On January 23, Securities & Futures Commission (SFC) Deputy CEO Alexa Lam noted that the regulator is looking to push ahead with the development of cross-border fund operations by introducing a mutual recognition platform between China and Hong Kong.
Sunny Ng, director of research at Morningstar Asia, tells Asia Asset Management that, “This is a very significant and important development for the fund industry in Hong Kong and mainland China. It opens up the door for many international and local fund managers with operations in Hong Kong to distribute their products on the Mainland, while at the same time allowing China fund managers to distribute their funds in Hong Kong.”
“There aren’t yet sufficient details to know what infrastructure might be required to qualify for mutual recognition, but should asset managers need to seek separate approval for each fund they want qualified, the SFC and China Securities Regulatory Commission (CSRC) will clearly need to raise their staff numbers to handle the approval procedure,” he adds.

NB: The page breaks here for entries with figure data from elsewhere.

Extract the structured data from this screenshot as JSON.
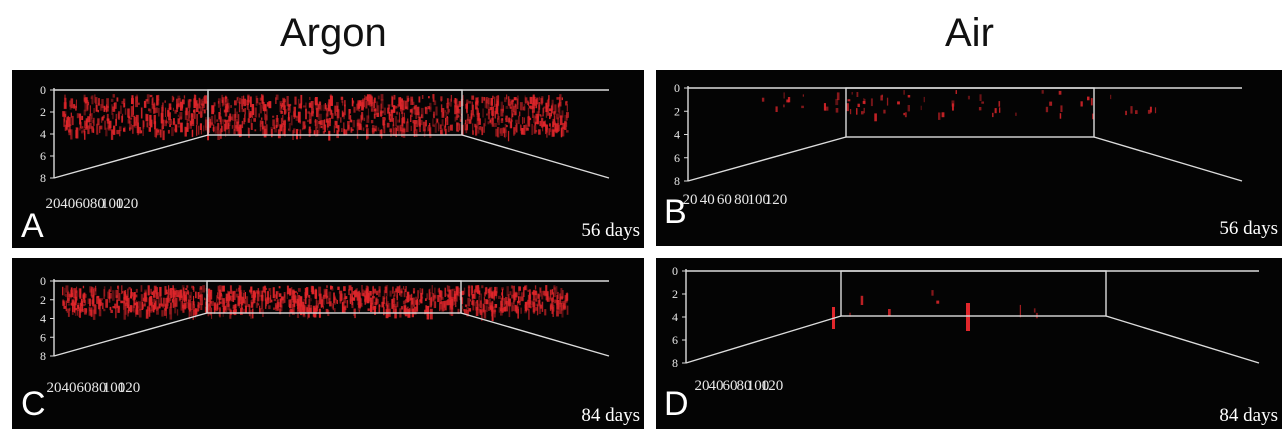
{
  "headers": {
    "left": "Argon",
    "right": "Air"
  },
  "colors": {
    "panel_bg": "#040404",
    "frame": "#dcdcdc",
    "signal": "#e0262b",
    "text": "#ffffff"
  },
  "axes": {
    "x_ticks": [
      "20",
      "40",
      "60",
      "80",
      "100",
      "120"
    ],
    "y_ticks": [
      "0",
      "2",
      "4",
      "6",
      "8"
    ]
  },
  "panels": [
    {
      "id": "A",
      "letter": "A",
      "days": "56 days",
      "signal": "strong"
    },
    {
      "id": "B",
      "letter": "B",
      "days": "56 days",
      "signal": "sparse"
    },
    {
      "id": "C",
      "letter": "C",
      "days": "84 days",
      "signal": "strong"
    },
    {
      "id": "D",
      "letter": "D",
      "days": "84 days",
      "signal": "minimal"
    }
  ]
}
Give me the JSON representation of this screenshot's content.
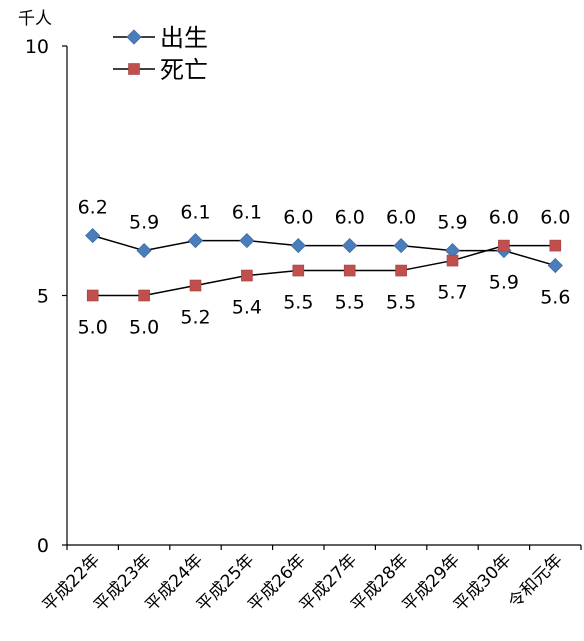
{
  "chart_data": {
    "type": "line",
    "unit_label": "千人",
    "categories": [
      "平成22年",
      "平成23年",
      "平成24年",
      "平成25年",
      "平成26年",
      "平成27年",
      "平成28年",
      "平成29年",
      "平成30年",
      "令和元年"
    ],
    "ylim": [
      0,
      10
    ],
    "yticks": [
      0,
      5,
      10
    ],
    "grid": false,
    "legend_position": "top-left",
    "series": [
      {
        "name": "出生",
        "marker": "diamond",
        "color": "#4a7ebb",
        "values": [
          6.2,
          5.9,
          6.1,
          6.1,
          6.0,
          6.0,
          6.0,
          5.9,
          5.9,
          5.6
        ]
      },
      {
        "name": "死亡",
        "marker": "square",
        "color": "#c0504d",
        "values": [
          5.0,
          5.0,
          5.2,
          5.4,
          5.5,
          5.5,
          5.5,
          5.7,
          6.0,
          6.0
        ]
      }
    ]
  }
}
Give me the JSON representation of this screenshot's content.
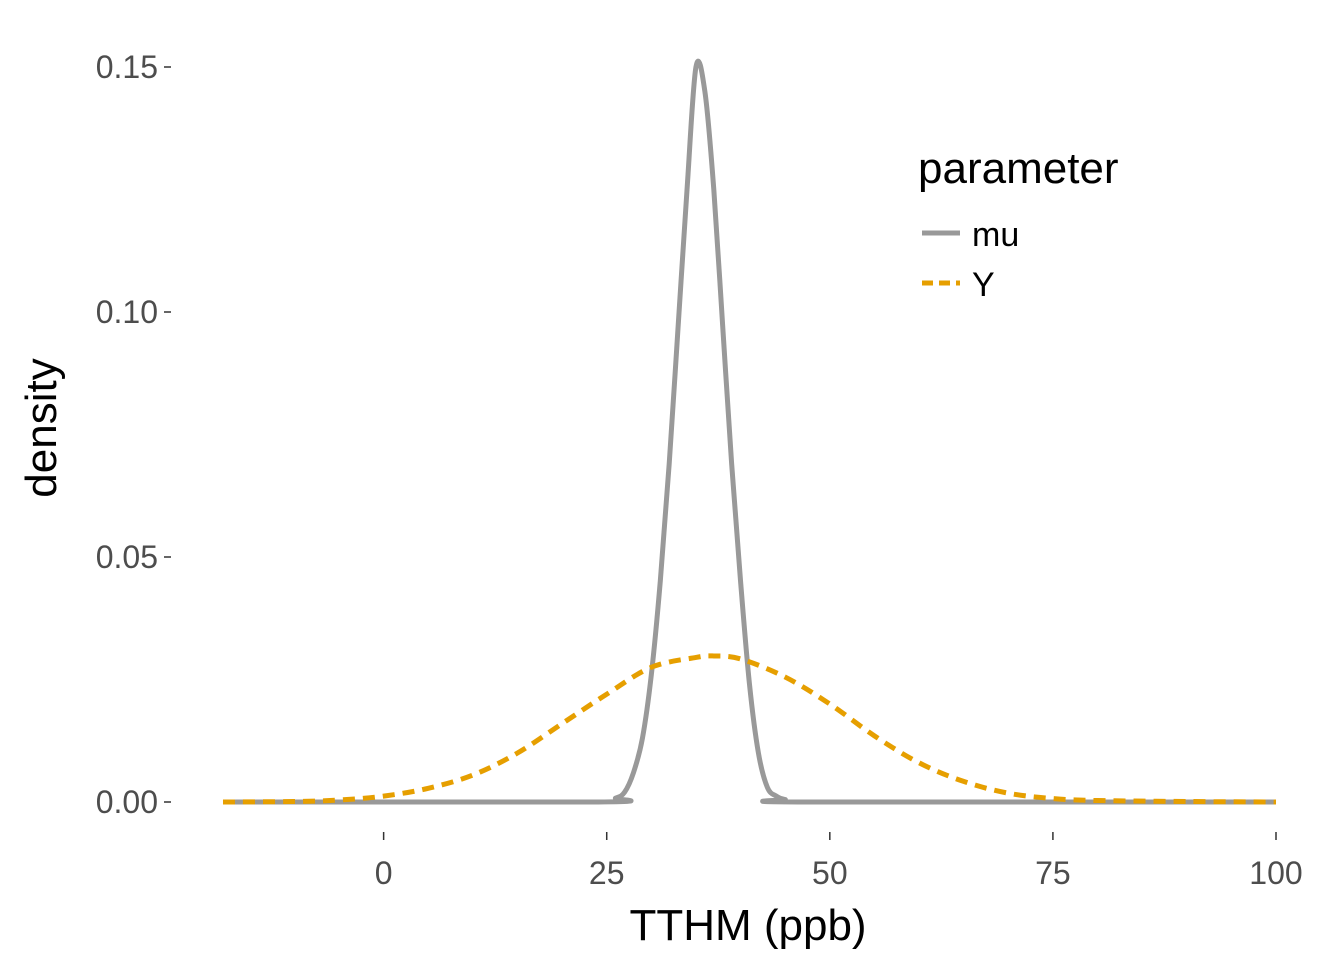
{
  "chart_data": {
    "type": "line",
    "title": "",
    "xlabel": "TTHM (ppb)",
    "ylabel": "density",
    "xlim": [
      -18,
      100
    ],
    "ylim": [
      0,
      0.15
    ],
    "x_ticks": [
      0,
      25,
      50,
      75,
      100
    ],
    "x_tick_labels": [
      "0",
      "25",
      "50",
      "75",
      "100"
    ],
    "y_ticks": [
      0,
      0.05,
      0.1,
      0.15
    ],
    "y_tick_labels": [
      "0.00",
      "0.05",
      "0.10",
      "0.15"
    ],
    "grid": false,
    "legend": {
      "title": "parameter",
      "placement": "top-right",
      "entries": [
        "mu",
        "Y"
      ]
    },
    "series": [
      {
        "name": "mu",
        "color": "#999999",
        "dash": "solid",
        "x": [
          -18,
          24,
          26,
          27,
          28,
          29,
          30,
          31,
          32,
          33,
          34,
          35,
          36,
          37,
          38,
          39,
          40,
          41,
          42,
          43,
          44,
          45,
          47,
          100
        ],
        "y": [
          0,
          0,
          0.0008,
          0.002,
          0.006,
          0.013,
          0.026,
          0.045,
          0.069,
          0.097,
          0.125,
          0.15,
          0.145,
          0.125,
          0.097,
          0.069,
          0.045,
          0.024,
          0.01,
          0.003,
          0.0012,
          0.0005,
          0,
          0
        ]
      },
      {
        "name": "Y",
        "color": "#E69F00",
        "dash": "dashed",
        "x": [
          -18,
          -10,
          -5,
          0,
          5,
          10,
          15,
          20,
          25,
          30,
          35,
          37,
          40,
          45,
          50,
          55,
          60,
          65,
          70,
          75,
          80,
          90,
          100
        ],
        "y": [
          0,
          0.0001,
          0.0004,
          0.0012,
          0.0028,
          0.0055,
          0.01,
          0.016,
          0.022,
          0.0275,
          0.0295,
          0.0298,
          0.0292,
          0.0255,
          0.02,
          0.0135,
          0.008,
          0.0042,
          0.0018,
          0.0007,
          0.0003,
          0.0001,
          0
        ]
      }
    ]
  }
}
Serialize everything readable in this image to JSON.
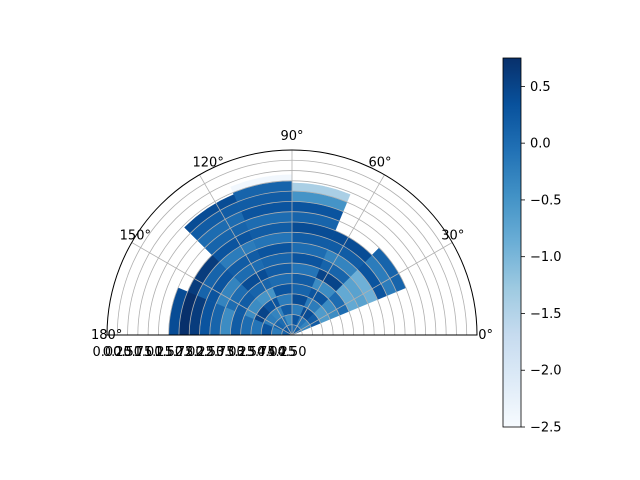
{
  "chart_data": {
    "type": "heatmap",
    "projection": "polar",
    "theta_range_deg": [
      0,
      180
    ],
    "r_range": [
      0,
      4.5
    ],
    "theta_tick_labels": [
      "0°",
      "30°",
      "60°",
      "90°",
      "120°",
      "150°",
      "180°"
    ],
    "theta_ticks_deg": [
      0,
      30,
      60,
      90,
      120,
      150,
      180
    ],
    "r_ticks": [
      4.5,
      4.25,
      4.0,
      3.75,
      3.5,
      3.25,
      3.0,
      2.75,
      2.5,
      2.25,
      2.0,
      1.75,
      1.5,
      1.25,
      1.0,
      0.75,
      0.5,
      0.25,
      0.0
    ],
    "r_tick_labels": [
      "4.50",
      "4.25",
      "4.00",
      "3.75",
      "3.50",
      "3.25",
      "3.00",
      "2.75",
      "2.50",
      "2.25",
      "2.00",
      "1.75",
      "1.50",
      "1.25",
      "1.00",
      "0.75",
      "0.50",
      "0.25",
      "0.00"
    ],
    "theta_bin_edges_deg": [
      0,
      22.5,
      45,
      67.5,
      90,
      112.5,
      135,
      157.5,
      180
    ],
    "r_bin_edges": [
      0,
      0.25,
      0.5,
      0.75,
      1.0,
      1.25,
      1.5,
      1.75,
      2.0,
      2.25,
      2.5,
      2.75,
      3.0,
      3.25,
      3.5,
      3.75,
      4.0
    ],
    "sector_outer_r": [
      0,
      3.0,
      2.8,
      3.7,
      3.9,
      3.7,
      2.8,
      3.0
    ],
    "values": [
      [],
      [
        0.1,
        -0.3,
        0.2,
        -0.6,
        -0.4,
        0.0,
        -0.8,
        -0.7,
        -0.9,
        0.3,
        -0.2,
        0.1
      ],
      [
        0.2,
        -0.1,
        0.4,
        -0.2,
        0.3,
        -0.4,
        0.5,
        0.1,
        -0.3,
        0.2,
        0.4
      ],
      [
        0.0,
        0.3,
        -0.2,
        0.4,
        0.1,
        0.2,
        -0.1,
        0.3,
        0.0,
        0.2,
        0.4,
        0.1,
        0.3,
        -0.5,
        -1.4
      ],
      [
        0.1,
        -0.4,
        0.2,
        -0.2,
        0.3,
        0.0,
        0.2,
        0.1,
        0.3,
        -0.1,
        0.2,
        0.0,
        0.3,
        0.2,
        0.1,
        -2.4
      ],
      [
        0.2,
        0.0,
        -0.3,
        0.3,
        -0.5,
        0.1,
        0.4,
        0.0,
        0.2,
        -0.2,
        0.3,
        0.1,
        0.0,
        0.2,
        0.4
      ],
      [
        0.3,
        0.1,
        -0.2,
        0.5,
        -0.4,
        0.2,
        0.0,
        -0.3,
        0.3,
        0.1,
        0.6
      ],
      [
        0.1,
        -0.2,
        0.3,
        -0.1,
        0.0,
        0.2,
        -0.4,
        0.1,
        0.3,
        0.6,
        0.8,
        0.4
      ]
    ],
    "colormap": "Blues",
    "colorbar": {
      "vmin": -2.5,
      "vmax": 0.75,
      "ticks": [
        0.5,
        0.0,
        -0.5,
        -1.0,
        -1.5,
        -2.0,
        -2.5
      ],
      "tick_labels": [
        "0.5",
        "0.0",
        "−0.5",
        "−1.0",
        "−1.5",
        "−2.0",
        "−2.5"
      ]
    },
    "grid": true,
    "title": "",
    "xlabel": "",
    "ylabel": ""
  }
}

“Many managers claim that the current fund registration and approval process is already too arduous and lengthy, so if there is a sharp increase in the number of fund launches, appropriate levels of infrastructure would be needed to avoid lengthy fund registration delays.”
Mr. Ng states that the new supply will depend on requirements and restrictions, but he expects the number of new fund launches to be significant given that one of the conditions of mutual recognition is that the funds need to be domiciled in either Hong Kong or the Mainland: “Currently the majority of funds sold in Hong Kong are European-domiciled UCITS qualified funds. Should mutual recognition come to pass, this would give many international fund houses an incentive to set-up Hong Kong-domiciled funds and spur significant activity in the fund administration and custody businesses in the city.”
However, Lipper’s head of Asia Pacific research Xav Feng plays down the prospective gains from the initiative. International fund managers are unlikely to rush to set up Hong Kong-domiciled funds in the short run, he says, expecting only some specific Hong Kong-domiciled funds, such as overseas-focussed funds, to be allowed to sell on the Mainland in the initial stage given the restrictions on Mainland investors investing overseas.